The bark of Dhak yields a kind of coarse and brown colored fiber, which is used for rough cordage. Butea gum is a dried astringent juice obtained from incisions in the stem of the tree. The juice exuded by the bark hardens in to brittle ruby colored gum beads. This gum is sanctioned to be used as a substitute for the kino gum. It finds use for caulking boats as well. The Dhak flowers yield an orange dye. A preparation of the same is used as an insecticide. The seeds are used in Ayurvedic and Unani medicine for treating a number of human maladies. The Dhak tree acts as a host for lac insect and is, therefore, useful in producing natural lac.

The wood of Dhak is greenish white in color. It is porous and soft in texture and has annual rings though not very distinct. The wood is soft and weighs about 14 to 15 km per cubic foot.
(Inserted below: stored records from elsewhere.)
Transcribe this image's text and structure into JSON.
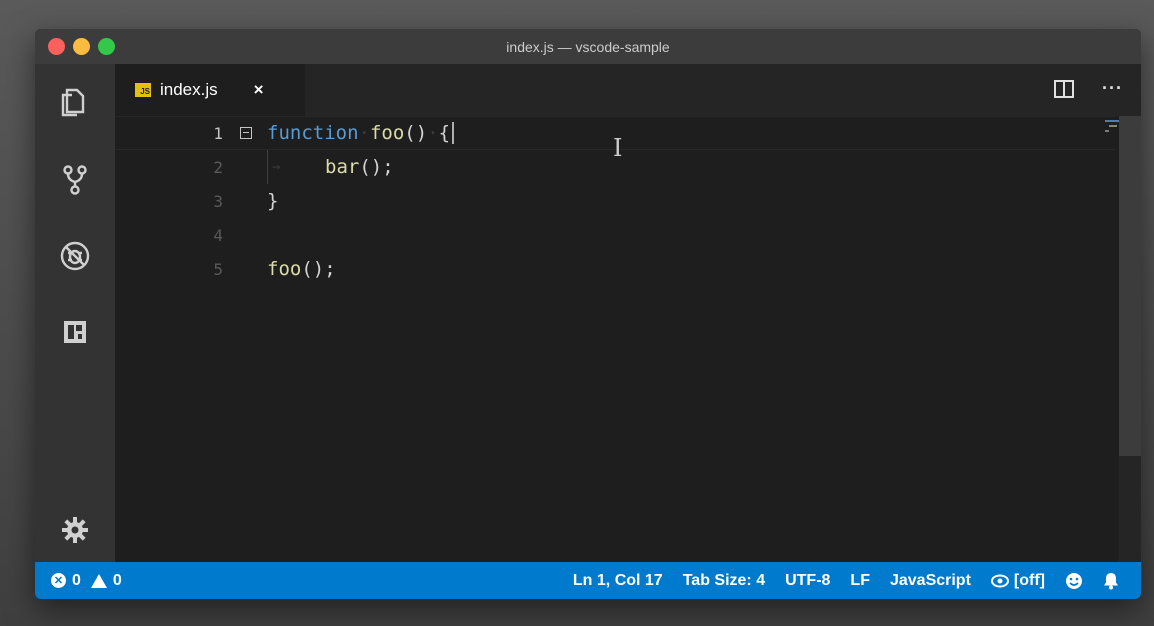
{
  "window": {
    "title": "index.js — vscode-sample"
  },
  "activity_bar": {
    "items": [
      {
        "icon": "files-icon"
      },
      {
        "icon": "source-control-icon"
      },
      {
        "icon": "debug-icon"
      },
      {
        "icon": "extensions-icon"
      }
    ],
    "settings_icon": "gear-icon"
  },
  "tab": {
    "badge": "JS",
    "label": "index.js",
    "close": "×"
  },
  "tab_actions": {
    "split": "split-editor-icon",
    "more": "···"
  },
  "editor": {
    "lines": [
      {
        "num": "1",
        "text": "function foo() {"
      },
      {
        "num": "2",
        "text": "bar();"
      },
      {
        "num": "3",
        "text": "}"
      },
      {
        "num": "4",
        "text": ""
      },
      {
        "num": "5",
        "text": "foo();"
      }
    ]
  },
  "status": {
    "errors": "0",
    "warnings": "0",
    "position": "Ln 1, Col 17",
    "tab_size": "Tab Size: 4",
    "encoding": "UTF-8",
    "eol": "LF",
    "language": "JavaScript",
    "watch": "[off]"
  },
  "colors": {
    "statusbar": "#007acc",
    "keyword": "#569cd6",
    "function": "#dcdcaa",
    "js_badge": "#e5c012"
  }
}
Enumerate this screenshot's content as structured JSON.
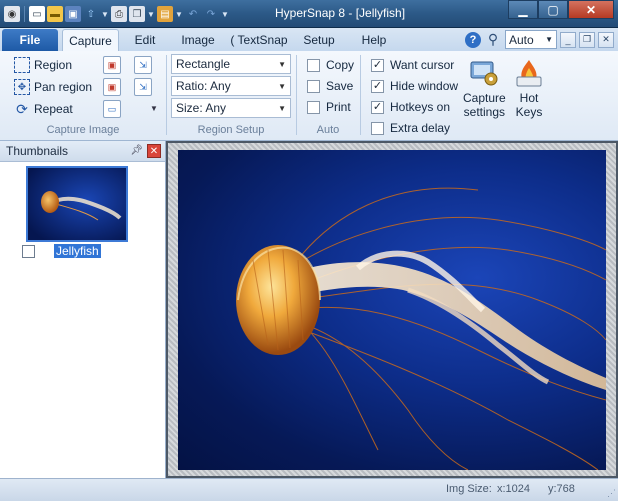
{
  "window": {
    "title": "HyperSnap 8 - [Jellyfish]",
    "minimize": "▁",
    "maximize": "▢",
    "close": "✕"
  },
  "qat": {
    "icons": [
      "camera-icon",
      "new-icon",
      "open-icon",
      "save-icon",
      "upload-icon",
      "print-icon",
      "copy-window-icon",
      "paste-icon",
      "undo-icon",
      "redo-icon"
    ]
  },
  "tabs": {
    "file": "File",
    "items": [
      "Capture",
      "Edit",
      "Image",
      "( TextSnap",
      "Setup",
      "Help"
    ],
    "active": "Capture"
  },
  "toolbar_right": {
    "help": "?",
    "zoom": "Auto"
  },
  "ribbon": {
    "capture_image": {
      "label": "Capture Image",
      "region": "Region",
      "pan_region": "Pan region",
      "repeat": "Repeat"
    },
    "region_setup": {
      "label": "Region Setup",
      "shape": "Rectangle",
      "ratio": "Ratio: Any",
      "size": "Size: Any"
    },
    "auto": {
      "label": "Auto",
      "copy": "Copy",
      "save": "Save",
      "print": "Print"
    },
    "options": {
      "want_cursor": "Want cursor",
      "hide_window": "Hide window",
      "hotkeys_on": "Hotkeys on",
      "extra_delay": "Extra delay",
      "checked": {
        "want_cursor": true,
        "hide_window": true,
        "hotkeys_on": true,
        "extra_delay": false
      },
      "capture_settings": "Capture settings",
      "capture_settings_line1": "Capture",
      "capture_settings_line2": "settings",
      "hot_keys_line1": "Hot",
      "hot_keys_line2": "Keys"
    }
  },
  "thumbnails": {
    "title": "Thumbnails",
    "items": [
      {
        "label": "Jellyfish",
        "checked": false
      }
    ]
  },
  "status": {
    "img_size_label": "Img Size:",
    "x": "x:1024",
    "y": "y:768"
  },
  "colors": {
    "titlebar": "#2c5987",
    "file_tab": "#1e5aa6",
    "selection": "#3175d6",
    "image_bg": "#0d2d8a"
  }
}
It generally perishes fast when used at sites open to vagaries of weather, but lasts much longer when used under water. It is therefore used for making well curbs and piles.

Dhak regenerates naturally and easily in mixed deciduous stands in temperate forests. Till some 30 years ago, many wastelands of Haryana were covered with Dhak trees. As research has not been done on its artificial regeneration, it is seldom planted artificially. It may also not be very profitable or even practical to raise its seedlings in nurseries. Even then, keeping in mind its various utilities, these trees coming up naturally in forest lands and elsewhere deserve to be given due protection.